A method for detecting an object in a three-dimensional environment of a carrier vehicle, the method comprising the following steps: Providing a system (10) for detecting an object according to one of the preceding claims, Supplying a point cloud (15), which represents the three-dimensional surroundings of the vehicle, as input data to an encoder (13), The coder (13) extracts features of an object that are necessary for performing the object recognition task on the basis of a deep neural network, Feeding the extracted features of the object to a decoder (14) for the task of object recognition, the decoder being a 3D suggestion network, Generation of 3-D object proposals from the point cloud (15) by the 3-D proposal network, Generating a 3D-oriented bounding frame (17) for each object (18).

Procedure according to Claim 5 wherein a convolutional neural network is used as the encoder (13), from which an input layer receives the point cloud (15) directly as input data.
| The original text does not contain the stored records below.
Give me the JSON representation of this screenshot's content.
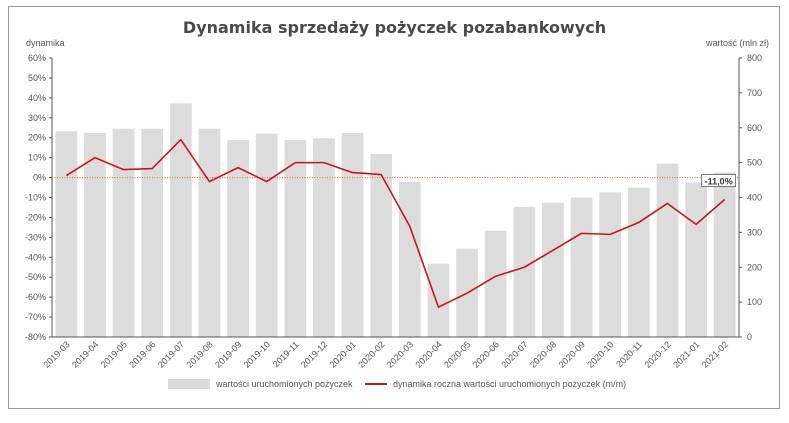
{
  "title": "Dynamika sprzedaży pożyczek pozabankowych",
  "left_axis_title": "dynamika",
  "right_axis_title": "wartość (mln zł)",
  "legend": {
    "bars": "wartości uruchomionych pożyczek",
    "line": "dynamika roczna wartości uruchomionych pożyczek (m/m)"
  },
  "annotation": "-11,0%",
  "colors": {
    "bar": "#dcdcdc",
    "line": "#c8141e",
    "zero_line": "#d9613a"
  },
  "chart_data": {
    "type": "bar+line",
    "categories": [
      "2019-03",
      "2019-04",
      "2019-05",
      "2019-06",
      "2019-07",
      "2019-08",
      "2019-09",
      "2019-10",
      "2019-11",
      "2019-12",
      "2020-01",
      "2020-02",
      "2020-03",
      "2020-04",
      "2020-05",
      "2020-06",
      "2020-07",
      "2020-08",
      "2020-09",
      "2020-10",
      "2020-11",
      "2020-12",
      "2021-01",
      "2021-02"
    ],
    "series": [
      {
        "name": "wartości uruchomionych pożyczek",
        "type": "bar",
        "axis": "right",
        "values": [
          590,
          585,
          597,
          597,
          670,
          597,
          565,
          583,
          565,
          570,
          585,
          525,
          445,
          210,
          253,
          305,
          373,
          385,
          400,
          415,
          428,
          497,
          443,
          472
        ]
      },
      {
        "name": "dynamika roczna wartości uruchomionych pożyczek (m/m)",
        "type": "line",
        "axis": "left",
        "values": [
          1.0,
          10.0,
          4.0,
          4.5,
          19.0,
          -2.0,
          5.0,
          -2.0,
          7.5,
          7.5,
          2.5,
          1.5,
          -24.5,
          -65.0,
          -58.0,
          -49.5,
          -45.0,
          -36.5,
          -28.0,
          -28.5,
          -22.5,
          -13.0,
          -23.5,
          -11.0
        ]
      }
    ],
    "left_axis": {
      "min": -80,
      "max": 60,
      "step": 10,
      "unit": "%"
    },
    "right_axis": {
      "min": 0,
      "max": 800,
      "step": 100
    },
    "reference_line": 0
  }
}
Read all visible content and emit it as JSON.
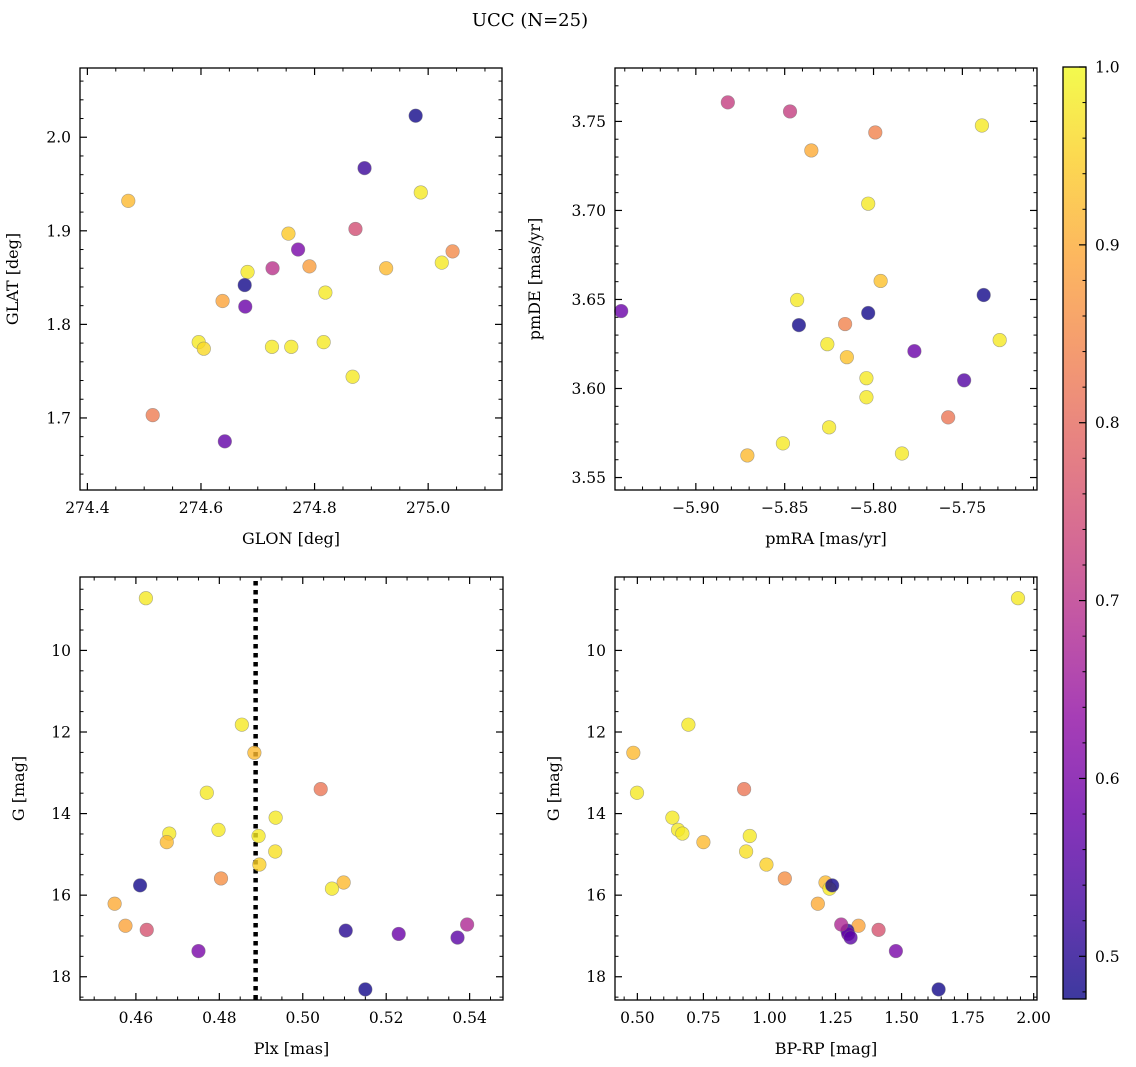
{
  "title": "UCC (N=25)",
  "colorbar": {
    "colormap": "plasma",
    "range": [
      0.476,
      1.0
    ],
    "ticks": [
      0.5,
      0.6,
      0.7,
      0.8,
      0.9,
      1.0
    ],
    "tick_labels": [
      "0.5",
      "0.6",
      "0.7",
      "0.8",
      "0.9",
      "1.0"
    ],
    "minor_step": 0.02,
    "alpha": 0.8
  },
  "chart_data": [
    {
      "type": "scatter",
      "xlabel": "GLON [deg]",
      "ylabel": "GLAT [deg]",
      "xlim": [
        274.387,
        275.13
      ],
      "ylim": [
        1.623,
        2.074
      ],
      "xticks": [
        274.4,
        274.6,
        274.8,
        275.0
      ],
      "xtick_labels": [
        "274.4",
        "274.6",
        "274.8",
        "275.0"
      ],
      "yticks": [
        1.7,
        1.8,
        1.9,
        2.0
      ],
      "ytick_labels": [
        "1.7",
        "1.8",
        "1.9",
        "2.0"
      ],
      "xminor": 0.05,
      "yminor": 0.02,
      "x": [
        274.472,
        274.978,
        274.888,
        274.987,
        274.754,
        274.771,
        274.872,
        275.043,
        275.024,
        274.926,
        274.791,
        274.726,
        274.682,
        274.677,
        274.819,
        274.638,
        274.678,
        274.596,
        274.605,
        274.725,
        274.759,
        274.816,
        274.867,
        274.515,
        274.642
      ],
      "y": [
        1.932,
        2.023,
        1.967,
        1.941,
        1.897,
        1.88,
        1.902,
        1.878,
        1.866,
        1.86,
        1.862,
        1.86,
        1.856,
        1.842,
        1.834,
        1.825,
        1.819,
        1.781,
        1.774,
        1.776,
        1.776,
        1.781,
        1.744,
        1.703,
        1.675
      ],
      "c": [
        0.92,
        0.48,
        0.52,
        0.98,
        0.94,
        0.6,
        0.75,
        0.85,
        0.98,
        0.92,
        0.88,
        0.7,
        0.98,
        0.48,
        0.98,
        0.89,
        0.58,
        0.98,
        0.96,
        0.98,
        0.98,
        0.98,
        0.98,
        0.83,
        0.57
      ]
    },
    {
      "type": "scatter",
      "xlabel": "pmRA [mas/yr]",
      "ylabel": "pmDE [mas/yr]",
      "xlim": [
        -5.9455,
        -5.708
      ],
      "ylim": [
        3.543,
        3.78
      ],
      "xticks": [
        -5.9,
        -5.85,
        -5.8,
        -5.75
      ],
      "xtick_labels": [
        "−5.90",
        "−5.85",
        "−5.80",
        "−5.75"
      ],
      "yticks": [
        3.55,
        3.6,
        3.65,
        3.7,
        3.75
      ],
      "ytick_labels": [
        "3.55",
        "3.60",
        "3.65",
        "3.70",
        "3.75"
      ],
      "xminor": 0.01,
      "yminor": 0.01,
      "x": [
        -5.882,
        -5.847,
        -5.799,
        -5.739,
        -5.835,
        -5.803,
        -5.796,
        -5.843,
        -5.942,
        -5.738,
        -5.803,
        -5.842,
        -5.816,
        -5.826,
        -5.815,
        -5.729,
        -5.777,
        -5.804,
        -5.749,
        -5.804,
        -5.758,
        -5.825,
        -5.851,
        -5.784,
        -5.871
      ],
      "y": [
        3.7607,
        3.7556,
        3.7438,
        3.7477,
        3.7337,
        3.7038,
        3.6604,
        3.6497,
        3.6435,
        3.6525,
        3.6424,
        3.6356,
        3.6362,
        3.6249,
        3.6176,
        3.6272,
        3.621,
        3.6058,
        3.6046,
        3.5951,
        3.5838,
        3.5782,
        3.5692,
        3.5635,
        3.5624
      ],
      "c": [
        0.72,
        0.72,
        0.84,
        0.98,
        0.9,
        0.98,
        0.93,
        0.98,
        0.58,
        0.48,
        0.48,
        0.48,
        0.84,
        0.98,
        0.93,
        0.98,
        0.58,
        0.98,
        0.55,
        0.98,
        0.82,
        0.98,
        0.98,
        0.98,
        0.92
      ]
    },
    {
      "type": "scatter",
      "xlabel": "Plx [mas]",
      "ylabel": "G [mag]",
      "xlim": [
        0.4466,
        0.548
      ],
      "ylim": [
        18.57,
        8.2
      ],
      "xticks": [
        0.46,
        0.48,
        0.5,
        0.52,
        0.54
      ],
      "xtick_labels": [
        "0.46",
        "0.48",
        "0.50",
        "0.52",
        "0.54"
      ],
      "yticks": [
        10,
        12,
        14,
        16,
        18
      ],
      "ytick_labels": [
        "10",
        "12",
        "14",
        "16",
        "18"
      ],
      "xminor": 0.005,
      "yminor": 0.5,
      "vline": 0.4887,
      "x": [
        0.4624,
        0.4854,
        0.4884,
        0.477,
        0.5043,
        0.4935,
        0.4798,
        0.468,
        0.4674,
        0.4894,
        0.4934,
        0.4896,
        0.4804,
        0.5098,
        0.507,
        0.461,
        0.4549,
        0.4575,
        0.4626,
        0.5103,
        0.523,
        0.5394,
        0.5371,
        0.475,
        0.515
      ],
      "y": [
        8.72,
        11.82,
        12.51,
        13.49,
        13.4,
        14.1,
        14.4,
        14.49,
        14.7,
        14.55,
        14.93,
        15.25,
        15.59,
        15.69,
        15.84,
        15.76,
        16.21,
        16.75,
        16.85,
        16.87,
        16.95,
        16.72,
        17.04,
        17.37,
        18.31
      ],
      "c": [
        0.98,
        0.98,
        0.92,
        0.98,
        0.82,
        0.98,
        0.98,
        0.98,
        0.92,
        0.98,
        0.97,
        0.95,
        0.86,
        0.92,
        0.98,
        0.48,
        0.9,
        0.89,
        0.76,
        0.5,
        0.58,
        0.68,
        0.56,
        0.6,
        0.48
      ]
    },
    {
      "type": "scatter",
      "xlabel": "BP-RP [mag]",
      "ylabel": "G [mag]",
      "xlim": [
        0.4154,
        2.0126
      ],
      "ylim": [
        18.57,
        8.2
      ],
      "xticks": [
        0.5,
        0.75,
        1.0,
        1.25,
        1.5,
        1.75,
        2.0
      ],
      "xtick_labels": [
        "0.50",
        "0.75",
        "1.00",
        "1.25",
        "1.50",
        "1.75",
        "2.00"
      ],
      "yticks": [
        10,
        12,
        14,
        16,
        18
      ],
      "ytick_labels": [
        "10",
        "12",
        "14",
        "16",
        "18"
      ],
      "xminor": 0.05,
      "yminor": 0.5,
      "x": [
        1.9407,
        0.6932,
        0.4848,
        0.4987,
        0.904,
        0.6326,
        0.654,
        0.6705,
        0.75,
        0.9255,
        0.9116,
        0.9886,
        1.0581,
        1.2121,
        1.2273,
        1.2374,
        1.1831,
        1.3371,
        1.4129,
        1.295,
        1.298,
        1.2715,
        1.307,
        1.4785,
        1.6402
      ],
      "y": [
        8.72,
        11.82,
        12.51,
        13.49,
        13.4,
        14.1,
        14.4,
        14.49,
        14.7,
        14.55,
        14.93,
        15.25,
        15.59,
        15.69,
        15.84,
        15.76,
        16.21,
        16.75,
        16.85,
        16.87,
        16.95,
        16.72,
        17.04,
        17.37,
        18.31
      ],
      "c": [
        0.98,
        0.98,
        0.92,
        0.98,
        0.82,
        0.98,
        0.98,
        0.98,
        0.92,
        0.98,
        0.97,
        0.95,
        0.86,
        0.92,
        0.98,
        0.48,
        0.9,
        0.89,
        0.76,
        0.5,
        0.58,
        0.68,
        0.56,
        0.6,
        0.48
      ]
    }
  ]
}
Procedure according to Claim 6 , the convolutional neural network of the encoder (13) being based on a PointNet.

Method according to one of the Claims 5 to 7th , wherein each 3D-oriented bounding frame (17) is parameterized by the center, the size, the orientation and the object class of the 3D frame in the coordinate system of the sensor unit (11).

Method according to one of the Claims 5 to 7th wherein the supply of a point cloud (15), which represents the three-dimensional environment, as input data to the encoder (13) comprises the supply of data from a lidar sensor and / or a radar sensor.

Computer program product, comprising instructions which, when the program is executed by a computer, cause the computer to carry out the steps of the method according to the Claims 5 to 9 executes.